Tab. 1. Wirkung von Gabapentin zur Behandlung der Alkoholabhängigkeit (nach 12 Wochen)
Abstinenz [%] (95%-KI) |
Nicht-schweres-Trinken [%] (95%-KI) |
|
Plazebo |
4,1 (1,1–13,7) |
22,5 (13,6–37,2) |
Gabapentin 900 mg/Tag |
11,1 (5,2–22,2) |
29,6 (19,1–42,8) |
Gabapentin 1800 mg/Tag |
17,0 (8,9–30,1) |
44,7 (31,4–58,8) |
KI: Konfidenzintervall
Zusammenfassung
Gabapentin erleichtert dosisabhängig den Entzug bei Alkoholikern in den Einzelaspekten Tage in Abstinenz, Tage mit schwerem Trinken sowie Stimmung, Schlaf und Craving. Die größte Wirkung wurde bei einer täglichen Dosis von 1800 mg Gabapentin erzielt. Die Trinkmengen wurden von den Studienteilnehmern angegeben und durch die Bestimmung der Gamma-Glutamyltransferase (GGT) überprüft.
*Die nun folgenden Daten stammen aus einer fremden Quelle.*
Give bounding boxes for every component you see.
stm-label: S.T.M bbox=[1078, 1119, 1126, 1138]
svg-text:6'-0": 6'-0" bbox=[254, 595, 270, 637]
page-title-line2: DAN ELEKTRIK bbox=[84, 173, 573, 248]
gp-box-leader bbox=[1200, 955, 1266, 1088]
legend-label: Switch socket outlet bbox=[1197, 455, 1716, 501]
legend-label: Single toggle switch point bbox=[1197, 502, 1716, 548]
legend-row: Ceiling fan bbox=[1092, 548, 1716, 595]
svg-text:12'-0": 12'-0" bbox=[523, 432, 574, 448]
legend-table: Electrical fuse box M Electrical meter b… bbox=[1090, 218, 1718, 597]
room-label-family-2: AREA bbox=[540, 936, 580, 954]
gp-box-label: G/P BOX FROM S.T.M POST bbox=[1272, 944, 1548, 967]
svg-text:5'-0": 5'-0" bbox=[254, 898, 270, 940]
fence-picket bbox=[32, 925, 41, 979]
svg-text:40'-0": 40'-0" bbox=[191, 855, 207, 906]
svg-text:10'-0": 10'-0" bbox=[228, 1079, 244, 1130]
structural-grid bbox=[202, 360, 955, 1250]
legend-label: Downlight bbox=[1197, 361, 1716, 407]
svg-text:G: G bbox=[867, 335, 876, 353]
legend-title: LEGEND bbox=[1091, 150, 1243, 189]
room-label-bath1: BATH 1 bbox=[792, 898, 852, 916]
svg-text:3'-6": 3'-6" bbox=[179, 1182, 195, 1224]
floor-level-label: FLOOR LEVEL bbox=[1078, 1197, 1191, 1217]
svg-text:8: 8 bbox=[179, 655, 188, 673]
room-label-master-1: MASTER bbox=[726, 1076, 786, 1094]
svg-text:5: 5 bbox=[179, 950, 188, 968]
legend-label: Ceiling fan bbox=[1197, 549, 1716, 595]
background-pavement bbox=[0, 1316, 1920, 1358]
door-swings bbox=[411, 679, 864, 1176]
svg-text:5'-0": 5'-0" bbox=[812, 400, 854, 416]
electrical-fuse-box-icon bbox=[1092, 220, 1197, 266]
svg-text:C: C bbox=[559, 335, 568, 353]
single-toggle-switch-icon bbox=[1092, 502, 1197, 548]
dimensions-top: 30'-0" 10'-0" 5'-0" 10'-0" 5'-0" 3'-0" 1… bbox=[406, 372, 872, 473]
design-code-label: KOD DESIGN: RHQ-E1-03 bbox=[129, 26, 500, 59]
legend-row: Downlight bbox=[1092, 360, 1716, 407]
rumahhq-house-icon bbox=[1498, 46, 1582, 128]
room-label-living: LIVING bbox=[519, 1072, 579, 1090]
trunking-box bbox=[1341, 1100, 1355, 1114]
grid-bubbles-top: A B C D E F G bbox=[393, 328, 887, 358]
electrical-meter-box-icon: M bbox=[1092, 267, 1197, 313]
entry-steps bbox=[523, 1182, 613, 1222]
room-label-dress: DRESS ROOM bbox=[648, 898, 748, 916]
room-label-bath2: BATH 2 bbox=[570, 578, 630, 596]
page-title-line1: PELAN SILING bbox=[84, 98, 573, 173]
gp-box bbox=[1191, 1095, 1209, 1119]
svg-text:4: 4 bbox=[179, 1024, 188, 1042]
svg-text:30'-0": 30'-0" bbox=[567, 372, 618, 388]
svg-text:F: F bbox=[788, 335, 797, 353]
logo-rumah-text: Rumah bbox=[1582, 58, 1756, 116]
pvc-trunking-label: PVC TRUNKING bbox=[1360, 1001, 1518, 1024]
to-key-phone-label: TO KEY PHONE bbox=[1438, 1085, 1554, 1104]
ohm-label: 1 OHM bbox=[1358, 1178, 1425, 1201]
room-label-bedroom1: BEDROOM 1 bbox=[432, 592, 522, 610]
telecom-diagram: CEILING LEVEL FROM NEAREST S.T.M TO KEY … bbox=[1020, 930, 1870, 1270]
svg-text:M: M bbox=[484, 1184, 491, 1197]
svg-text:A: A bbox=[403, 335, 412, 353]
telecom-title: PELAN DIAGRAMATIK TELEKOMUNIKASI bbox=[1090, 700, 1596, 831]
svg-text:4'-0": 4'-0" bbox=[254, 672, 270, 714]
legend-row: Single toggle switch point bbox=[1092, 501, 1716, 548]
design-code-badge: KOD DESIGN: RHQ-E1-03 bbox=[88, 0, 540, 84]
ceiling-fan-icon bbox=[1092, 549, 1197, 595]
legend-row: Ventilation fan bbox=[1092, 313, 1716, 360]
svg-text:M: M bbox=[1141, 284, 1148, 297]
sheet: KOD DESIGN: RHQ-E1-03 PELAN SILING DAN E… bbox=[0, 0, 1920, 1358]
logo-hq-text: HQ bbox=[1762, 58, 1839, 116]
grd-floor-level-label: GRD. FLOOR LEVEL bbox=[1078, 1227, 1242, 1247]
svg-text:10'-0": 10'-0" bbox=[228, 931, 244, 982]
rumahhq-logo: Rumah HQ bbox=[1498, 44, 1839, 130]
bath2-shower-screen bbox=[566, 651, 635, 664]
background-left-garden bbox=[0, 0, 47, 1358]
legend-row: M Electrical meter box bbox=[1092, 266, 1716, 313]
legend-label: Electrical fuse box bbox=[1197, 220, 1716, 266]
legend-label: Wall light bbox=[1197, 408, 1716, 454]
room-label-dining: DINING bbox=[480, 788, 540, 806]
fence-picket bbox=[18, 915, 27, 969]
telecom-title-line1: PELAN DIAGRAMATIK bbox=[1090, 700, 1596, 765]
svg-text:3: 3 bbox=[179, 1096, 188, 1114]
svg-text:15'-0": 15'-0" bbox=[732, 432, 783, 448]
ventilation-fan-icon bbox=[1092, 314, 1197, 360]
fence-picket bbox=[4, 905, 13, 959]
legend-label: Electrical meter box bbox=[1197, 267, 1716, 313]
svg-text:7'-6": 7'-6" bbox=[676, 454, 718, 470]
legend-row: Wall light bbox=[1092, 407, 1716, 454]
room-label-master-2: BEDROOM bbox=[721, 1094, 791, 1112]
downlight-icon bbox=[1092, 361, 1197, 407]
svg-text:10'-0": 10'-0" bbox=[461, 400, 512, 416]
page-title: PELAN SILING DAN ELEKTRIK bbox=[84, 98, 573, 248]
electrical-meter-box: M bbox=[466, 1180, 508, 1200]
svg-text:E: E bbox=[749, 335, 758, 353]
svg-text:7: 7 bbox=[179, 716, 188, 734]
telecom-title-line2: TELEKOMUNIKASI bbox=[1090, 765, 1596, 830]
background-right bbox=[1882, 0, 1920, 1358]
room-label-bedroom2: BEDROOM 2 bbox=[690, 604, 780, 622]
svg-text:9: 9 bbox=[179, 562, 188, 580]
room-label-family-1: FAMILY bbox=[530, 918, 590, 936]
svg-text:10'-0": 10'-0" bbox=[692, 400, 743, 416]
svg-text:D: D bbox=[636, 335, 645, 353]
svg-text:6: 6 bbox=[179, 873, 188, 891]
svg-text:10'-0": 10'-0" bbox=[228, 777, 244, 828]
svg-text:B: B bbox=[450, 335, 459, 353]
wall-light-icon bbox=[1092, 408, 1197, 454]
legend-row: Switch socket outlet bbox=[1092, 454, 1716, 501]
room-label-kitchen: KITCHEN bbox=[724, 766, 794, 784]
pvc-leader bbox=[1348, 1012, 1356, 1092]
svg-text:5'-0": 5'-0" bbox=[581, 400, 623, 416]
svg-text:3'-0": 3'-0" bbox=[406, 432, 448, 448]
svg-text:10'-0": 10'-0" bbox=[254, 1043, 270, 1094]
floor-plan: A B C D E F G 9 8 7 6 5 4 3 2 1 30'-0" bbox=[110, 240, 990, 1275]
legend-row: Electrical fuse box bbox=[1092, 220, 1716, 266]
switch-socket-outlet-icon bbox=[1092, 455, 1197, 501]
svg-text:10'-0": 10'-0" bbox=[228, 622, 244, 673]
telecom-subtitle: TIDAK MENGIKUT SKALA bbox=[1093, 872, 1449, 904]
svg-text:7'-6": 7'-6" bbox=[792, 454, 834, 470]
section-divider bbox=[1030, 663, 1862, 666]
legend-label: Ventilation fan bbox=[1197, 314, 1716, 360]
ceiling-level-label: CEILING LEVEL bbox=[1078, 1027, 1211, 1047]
Das Sicherheitsprofil war gut. Somnolenz – von den Patienten in den Gabapentin-Studien zur Epilepsie und zum neuropathischen Schmerz häufig angegeben – trat bei den alkoholabhängigen Studienteilnehmern nur selten auf. Hinweise auf einen Gabapentin-Missbrauch oder den Einsatz als Alkoholersatzmittel ergaben sich nicht.
Fazit
Interpretiert werden sollte die Studie vor dem Hintergrund, dass die Studienabbruchquote wie bei allen Studien mit Substanzabhängigen relativ hoch ausfiel. Trotzdem war die durchschnittliche Zeit des Verbleibs in der Studie mit 9,1 Wochen ausreichend hoch, um noch klinisch relevante Aussagen über den Therapieeffekt machen zu können. Der typische Studienteilnehmer trank an durchschnittlich fünf Tagen pro Woche und war in der Lage, die für die Studienaufnahme geforderte Abstinenz über drei Tage einzuhalten. Bei diesen nicht sehr schwer alkoholabhängigen Patienten kann Gabapentin helfen, die ersten Wochen der Entwöhnung besser durchzuhalten.
Quelle
Mason BJ, et al. Gabapentin treatment for alcohol dependence. A randomized clinical trial. JAMA Intern Med 2013; e-pub 4. November 2013.